Os movimentos sociais como a Revolução Industrial, a Revolução Inglesa, a massificação social, a revolução tecnológica, dentre outras trouxeram com elas exigências de liberdade, de igualdade formal e material e de novos direitos, aos quais, os códigos não comportavam, não abarcavam em seus textos, gerando assim uma progressiva e constante descodificação do direito civil.

Não podemos olvidar que os códigos civis tiveram funções extremamente relevantes que os condicionaram num passado não tão distante, como o centro do direito positivo. Contudo, a complexidade da vida contemporânea não mais condiz com a rigidez das regras estabelecidas nesses códigos, sendo, portanto, necessário à sua compatibilidade com o texto constitucional, ou seja, sua interpretação conforme a Constituição.

O enorme e complexo desafio que se coloca aos civilistas da atualidade é o dever de observarem as pessoas, os seres humanos e através deles visualizarem o seu patrimônio – ou seja, o ser humano não é mais visto apenas como um titular de bens. A questão primordial que se coloca em destaque sobre a evolução do direito civil é a restauração da primazia da pessoa humana nas relações civis, sendo esta a condição principal do direito civil à realidade e aos textos constitucionais postos na moderna sociedade.

Não se pode confundir o fenômeno da constitucionalização com a publicização, o primeiro é a gradual transferência de matérias de âmbito privado que passaram a ser dirigidas pelo direito público, enquanto a publicização se caracteriza pelo processo de intervenção legislativa infraconstitucional, ou seja, a crescente intervenção estatal nas relações privadas.

 

IV - CÓDIGOS LIBERAIS E CONSTITUIÇÕES SOCIAIS

Como citado anteriormente a diferença entre direito público e privado no passado se apresentava de maneira bem acentuada.

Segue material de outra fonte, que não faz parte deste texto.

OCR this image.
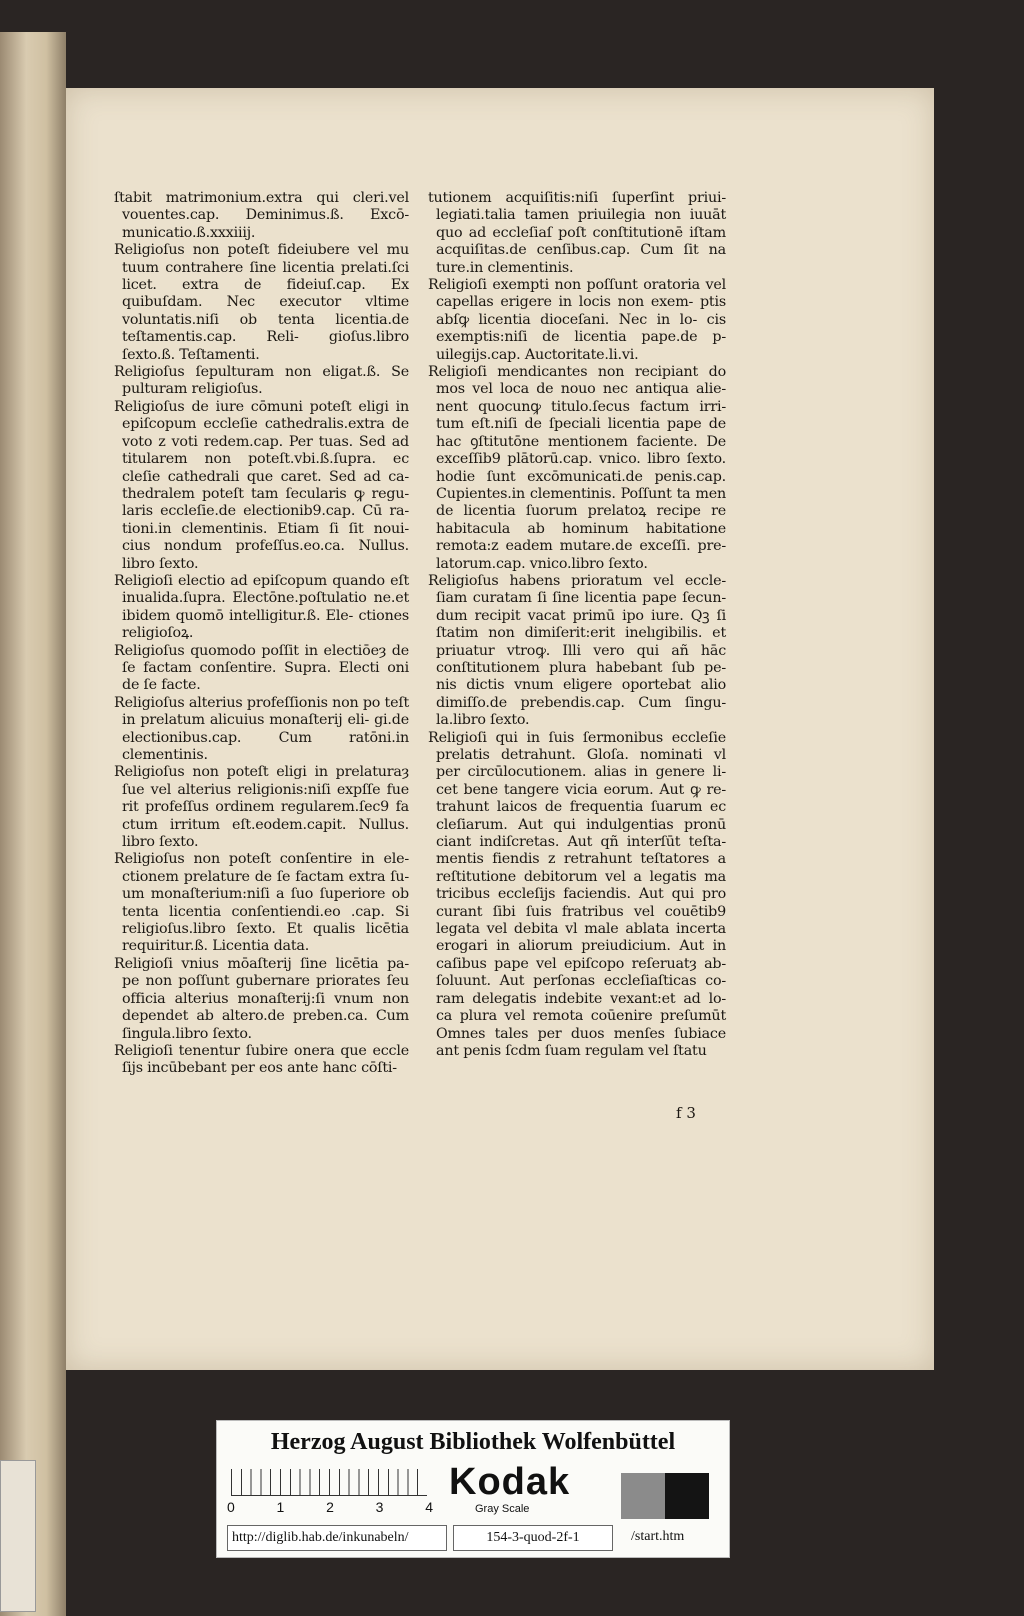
ſtabit matrimonium.extra qui cleri.vel vouentes.cap. Deminimus.ß. Excō‑ municatio.ß.xxxiiij.
Religioſus non poteſt fideiubere vel mu tuum contrahere ſine licentia prelati.ſci licet. extra de fideiuſ.cap. Ex quibuſdam. Nec executor vltime voluntatis.niſi ob tenta licentia.de teſtamentis.cap. Reli‑ gioſus.libro ſexto.ß. Teſtamenti.
Religioſus ſepulturam non eligat.ß. Se pulturam religioſus.
Religioſus de iure cōmuni poteſt eligi in epiſcopum eccleſie cathedralis.extra de voto z voti redem.cap. Per tuas. Sed ad titularem non poteſt.vbi.ß.ſupra. ec cleſie cathedrali que caret. Sed ad ca‑ thedralem poteſt tam ſecularis ꝙ regu‑ laris eccleſie.de electionib9.cap. Cū ra‑ tioni.in clementinis. Etiam ſi ſit noui‑ cius nondum profeſſus.eo.ca. Nullus. libro ſexto.
Religioſi electio ad epiſcopum quando eſt inualida.ſupra. Electōne.poſtulatio ne.et ibidem quomō intelligitur.ß. Ele‑ ctiones religioſoꝝ.
Religioſus quomodo poſſit in electiōeȝ de ſe factam conſentire. Supra. Electi oni de ſe facte.
Religioſus alterius profeſſionis non po teſt in prelatum alicuius monaſterij eli‑ gi.de electionibus.cap. Cum ratōni.in clementinis.
Religioſus non poteſt eligi in prelaturaȝ ſue vel alterius religionis:niſi expſſe fue rit profeſſus ordinem regularem.ſec9 fa ctum irritum eſt.eodem.capit. Nullus. libro ſexto.
Religioſus non poteſt conſentire in ele‑ ctionem prelature de ſe factam extra ſu‑ um monaſterium:niſi a ſuo ſuperiore ob tenta licentia conſentiendi.eo .cap. Si religioſus.libro ſexto. Et qualis licētia requiritur.ß. Licentia data.
Religioſi vnius mōaſterij ſine licētia pa‑ pe non poſſunt gubernare priorates ſeu officia alterius monaſterij:ſi vnum non dependet ab altero.de preben.ca. Cum ſingula.libro ſexto.
Religioſi tenentur ſubire onera que eccle ſijs incūbebant per eos ante hanc cōſti‑
tutionem acquiſitis:niſi ſuperſint priui‑ legiati.talia tamen priuilegia non iuuāt quo ad eccleſiaſ poſt conſtitutionē iſtam acquiſitas.de cenſibus.cap. Cum ſit na ture.in clementinis.
Religioſi exempti non poſſunt oratoria vel capellas erigere in locis non exem‑ ptis abſꝙ licentia dioceſani. Nec in lo‑ cis exemptis:niſi de licentia pape.de p‑ uilegijs.cap. Auctoritate.li.vi.
Religioſi mendicantes non recipiant do mos vel loca de nouo nec antiqua alie‑ nent quocunꝙ titulo.ſecus factum irri‑ tum eſt.niſi de ſpeciali licentia pape de hac ꝯſtitutōne mentionem faciente. De exceſſib9 plātorū.cap. vnico. libro ſexto. hodie ſunt excōmunicati.de penis.cap. Cupientes.in clementinis. Poſſunt ta men de licentia ſuorum prelatoꝝ recipe re habitacula ab hominum habitatione remota:z eadem mutare.de exceſſi. pre‑ latorum.cap. vnico.libro ſexto.
Religioſus habens prioratum vel eccle‑ ſiam curatam ſi ſine licentia pape ſecun‑ dum recipit vacat primū ipo iure. Qꝫ ſi ſtatim non dimiſerit:erit inelıgibilis. et priuatur vtroꝙ. Illi vero qui añ hāc conſtitutionem plura habebant ſub pe‑ nis dictis vnum eligere oportebat alio dimiſſo.de prebendis.cap. Cum ſingu‑ la.libro ſexto.
Religioſi qui in ſuis ſermonibus eccleſie prelatis detrahunt. Gloſa. nominati vl per circūlocutionem. alias in genere li‑ cet bene tangere vicia eorum. Aut ꝙ re‑ trahunt laicos de frequentia ſuarum ec cleſiarum. Aut qui indulgentias pronū ciant indiſcretas. Aut qñ interſūt teſta‑ mentis fiendis z retrahunt teſtatores a reſtitutione debitorum vel a legatis ma tricibus eccleſijs faciendis. Aut qui pro curant ſibi ſuis fratribus vel couētib9 legata vel debita vl male ablata incerta erogari in aliorum preiudicium. Aut in caſibus pape vel epiſcopo reſeruatȝ ab‑ ſoluunt. Aut perſonas eccleſiaſticas co‑ ram delegatis indebite vexant:et ad lo‑ ca plura vel remota coūenire preſumūt Omnes tales per duos menſes ſubiace ant penis ſcdm ſuam regulam vel ſtatu
f 3
Herzog August Bibliothek Wolfenbüttel
0	1	2	3	4
Kodak
Gray Scale
http://diglib.hab.de/inkunabeln/	154-3-quod-2f-1	/start.htm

O Direito civil dotado de seu individualismo latente, por muitos e muitos anos ocupou o lugar principal dentro do ordenamento jurídico, sendo o Código Civil o dirigente maior de toda a legislação. Podemos citar como exemplo desta afirmação, o próprio ordenamento jurídico pátrio, no qual a atual Lei de Introdução as Normas do Direito Brasileiro, a muito pouco tempo era intitulada Lei de Introdução ao Código Civil.

Os códigos civis liberais advêm de uma legislação eminentemente burguesa e capitalista, que se voltavam a proteger, preponderantemente os direitos individuais da classe burguesa, tutelando, em especial, a propriedade, o contrato e família.

O primeiro Código Civil foi o francês concebido em meio a imposição da burguesia.

No ordenamento jurídico brasileiro, o Código Civil de 1916 dispunha a terra como centro da riqueza, sendo os imóveis a cumulação da mesma. Neste código não havia a concepção de função social da propriedade e tão pouco referência com relação a boa-fé e a função social das instituições particulares, como a família e a empresa.

Por conta das já citadas revoluções sociais, o século XX fora marcado pelo profundo desajuste entre os códigos liberais e as constituições sociais que com seus novos direitos e garantias consagraram a proteção a pessoa humana, proteção essa que os textos dos códigos civis não comtemplavam.

Devemos destacar que tais Códigos tiveram sua importância para a aquisição de direitos dos cidadãos, não podemos deixar de citar aqui três das principais vitorias do século XIX, incorporadas pelos códigos que foram: 1. a simplificação dos contratos, que deixaram de ser solenes e formais; 2. a livre comercialização da propriedade com a consequente extinção das restrições ao livre comércio; 3. e o casamento que saiu das mãos da igreja e passou ao controle do Estado, conforme nos ensina R. C. Van Caenegem (p.10, 1999)..

A ideologia social trazida pelo Estado Social era baseada em valores de justiça social ou distributiva, ou seja, todos deviam ter as mesmas oportunidades.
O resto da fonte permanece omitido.